In Kharkiv, authorities hailed that power and water had been restored to about 80% of the region’s population following Russian attacks on infrastructure that knocked out electricity in many places across Ukraine.

‘You are heroes!!!’ Kharkiv mayor Ihor Terekhov wrote on Telegram, referring to crews who restored utilities in Ukraine’s second-biggest city. 

‘Thanks to everyone who did everything possible on this most difficult night for Kharkiv to normalise the life of the city as soon as possible.’

Meanwhile in Russia, signs of disarray emerged as Russian military bloggers and other commentators chastised the Kremlin for failing to mobilise more forces and take stronger action against Ukraine.

Russia has continuously stopped short of calling its invasion a war, instead describing it as a ‘special military operation’ and relying on a limited contingent of volunteers instead of a mass mobilisation that could spur civil discontent and protest.

Ramzan Kadyrov, the Moscow-backed leader of the Russian region of Chechnya, publicly criticised the Russian Defence Ministry for what he called ‘mistakes’ that made the Ukrainian blitz possible.

A Ukrainian soldier helps a wounded fellow soldier on the road in the freed territory in the Kharkiv region, Ukraine

A Ukrainian soldier smiles from a military vehicle on the road in the freed territory in the Kharkiv region, Ukraine

Ukrainian troops are advancing rapidly in the country’s north after smashing through poorly-defended Russian lines and causing a rout that has handed the whole of the Kharkiv region back to them

Ukrainian military vehicles move on the road in the freed territory in the Kharkiv region, Ukraine

Even more notable, such criticism seeped onto state-controlled Russian TV.

‘People who convinced President Putin that the operation will be fast and effective… these people really set up all of us,’ Boris Nadezhdin, a former parliament member, said on a talk show on NTV television.

‘We’re now at the point where we have to understand that it’s absolutely impossible to defeat Ukraine using these resources and colonial war methods.’
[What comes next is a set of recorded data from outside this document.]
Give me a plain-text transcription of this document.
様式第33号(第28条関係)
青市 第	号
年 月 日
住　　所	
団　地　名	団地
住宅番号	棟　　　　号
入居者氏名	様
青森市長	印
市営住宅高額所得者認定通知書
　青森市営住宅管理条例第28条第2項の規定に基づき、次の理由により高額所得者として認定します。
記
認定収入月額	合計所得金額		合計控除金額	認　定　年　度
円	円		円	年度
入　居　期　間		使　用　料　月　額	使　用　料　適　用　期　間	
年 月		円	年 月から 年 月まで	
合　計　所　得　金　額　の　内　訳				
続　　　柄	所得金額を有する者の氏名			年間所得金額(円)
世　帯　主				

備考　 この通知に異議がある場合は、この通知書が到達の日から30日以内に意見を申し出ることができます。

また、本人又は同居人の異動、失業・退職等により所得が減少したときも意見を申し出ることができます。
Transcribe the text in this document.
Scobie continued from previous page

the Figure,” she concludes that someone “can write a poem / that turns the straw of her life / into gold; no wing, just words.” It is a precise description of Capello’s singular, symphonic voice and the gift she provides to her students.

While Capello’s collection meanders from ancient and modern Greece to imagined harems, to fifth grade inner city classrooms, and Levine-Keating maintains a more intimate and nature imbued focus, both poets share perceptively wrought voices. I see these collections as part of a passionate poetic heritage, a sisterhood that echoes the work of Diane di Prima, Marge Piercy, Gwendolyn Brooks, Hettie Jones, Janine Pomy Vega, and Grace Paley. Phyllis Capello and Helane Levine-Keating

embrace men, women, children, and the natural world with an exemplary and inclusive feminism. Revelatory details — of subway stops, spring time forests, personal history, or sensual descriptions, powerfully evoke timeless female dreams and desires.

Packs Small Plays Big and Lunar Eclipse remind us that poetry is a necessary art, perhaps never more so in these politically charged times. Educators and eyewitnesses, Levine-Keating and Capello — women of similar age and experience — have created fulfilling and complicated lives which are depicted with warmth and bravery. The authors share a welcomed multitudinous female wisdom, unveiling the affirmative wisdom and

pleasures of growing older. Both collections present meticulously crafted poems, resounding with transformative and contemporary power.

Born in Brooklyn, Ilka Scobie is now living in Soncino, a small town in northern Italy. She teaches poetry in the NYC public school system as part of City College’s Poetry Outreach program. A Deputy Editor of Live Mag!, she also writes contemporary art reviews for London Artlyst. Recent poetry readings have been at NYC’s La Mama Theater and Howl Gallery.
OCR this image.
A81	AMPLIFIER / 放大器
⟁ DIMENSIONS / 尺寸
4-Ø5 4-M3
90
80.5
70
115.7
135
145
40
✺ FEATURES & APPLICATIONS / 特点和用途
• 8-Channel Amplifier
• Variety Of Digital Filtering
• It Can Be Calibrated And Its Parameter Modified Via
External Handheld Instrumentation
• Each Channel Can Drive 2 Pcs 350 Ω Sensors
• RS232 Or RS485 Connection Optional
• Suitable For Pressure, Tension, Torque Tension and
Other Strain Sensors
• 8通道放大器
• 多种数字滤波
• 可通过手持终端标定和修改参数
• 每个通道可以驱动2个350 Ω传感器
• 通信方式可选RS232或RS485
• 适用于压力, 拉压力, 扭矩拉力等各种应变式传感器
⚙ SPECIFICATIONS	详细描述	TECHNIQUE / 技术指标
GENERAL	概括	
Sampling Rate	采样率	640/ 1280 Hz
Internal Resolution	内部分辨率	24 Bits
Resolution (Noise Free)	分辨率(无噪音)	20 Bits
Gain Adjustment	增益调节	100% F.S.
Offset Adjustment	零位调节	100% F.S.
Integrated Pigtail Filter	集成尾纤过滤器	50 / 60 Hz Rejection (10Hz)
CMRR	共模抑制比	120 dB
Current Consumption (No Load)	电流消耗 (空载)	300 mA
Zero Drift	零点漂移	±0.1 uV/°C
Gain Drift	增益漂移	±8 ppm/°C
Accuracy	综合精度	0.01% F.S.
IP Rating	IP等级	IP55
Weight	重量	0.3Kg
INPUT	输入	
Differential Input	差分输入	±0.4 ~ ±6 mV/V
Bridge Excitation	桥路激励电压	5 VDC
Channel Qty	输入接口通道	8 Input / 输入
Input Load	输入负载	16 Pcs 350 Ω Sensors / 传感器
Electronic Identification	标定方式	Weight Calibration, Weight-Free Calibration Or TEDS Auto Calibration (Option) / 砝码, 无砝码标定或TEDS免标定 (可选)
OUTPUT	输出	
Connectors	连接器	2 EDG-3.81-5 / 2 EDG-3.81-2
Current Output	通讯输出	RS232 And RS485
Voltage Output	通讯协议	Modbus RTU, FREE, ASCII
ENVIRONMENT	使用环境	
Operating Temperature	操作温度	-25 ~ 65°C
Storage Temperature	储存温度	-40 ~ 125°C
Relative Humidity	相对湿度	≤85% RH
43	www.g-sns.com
Some in Russia blamed Western weapons and fighters for the losses.

‘It’s not Ukraine that attacked Izium, but NATO,’ read a headline in the state-supported Komsomolskaya Pravda newspaper, referring to one of the areas where Russia said it has withdrawn troops.

Elsewhere, residents of a Russian village just across the border from Ukraine were evacuated after shelling by Ukrainian troops killed one person, according to Russia’s Tass news agency.

The report cited the head of the local administration in Logachevka, who said Ukrainian troops opened fire at a border checkpoint.

Pro-Kremlin separatists reported that Ukrainian troops were approaching the town of Lyman, a rail hub captured by Russia in late May that offers access to bridges over the nearby Siversky Donets river.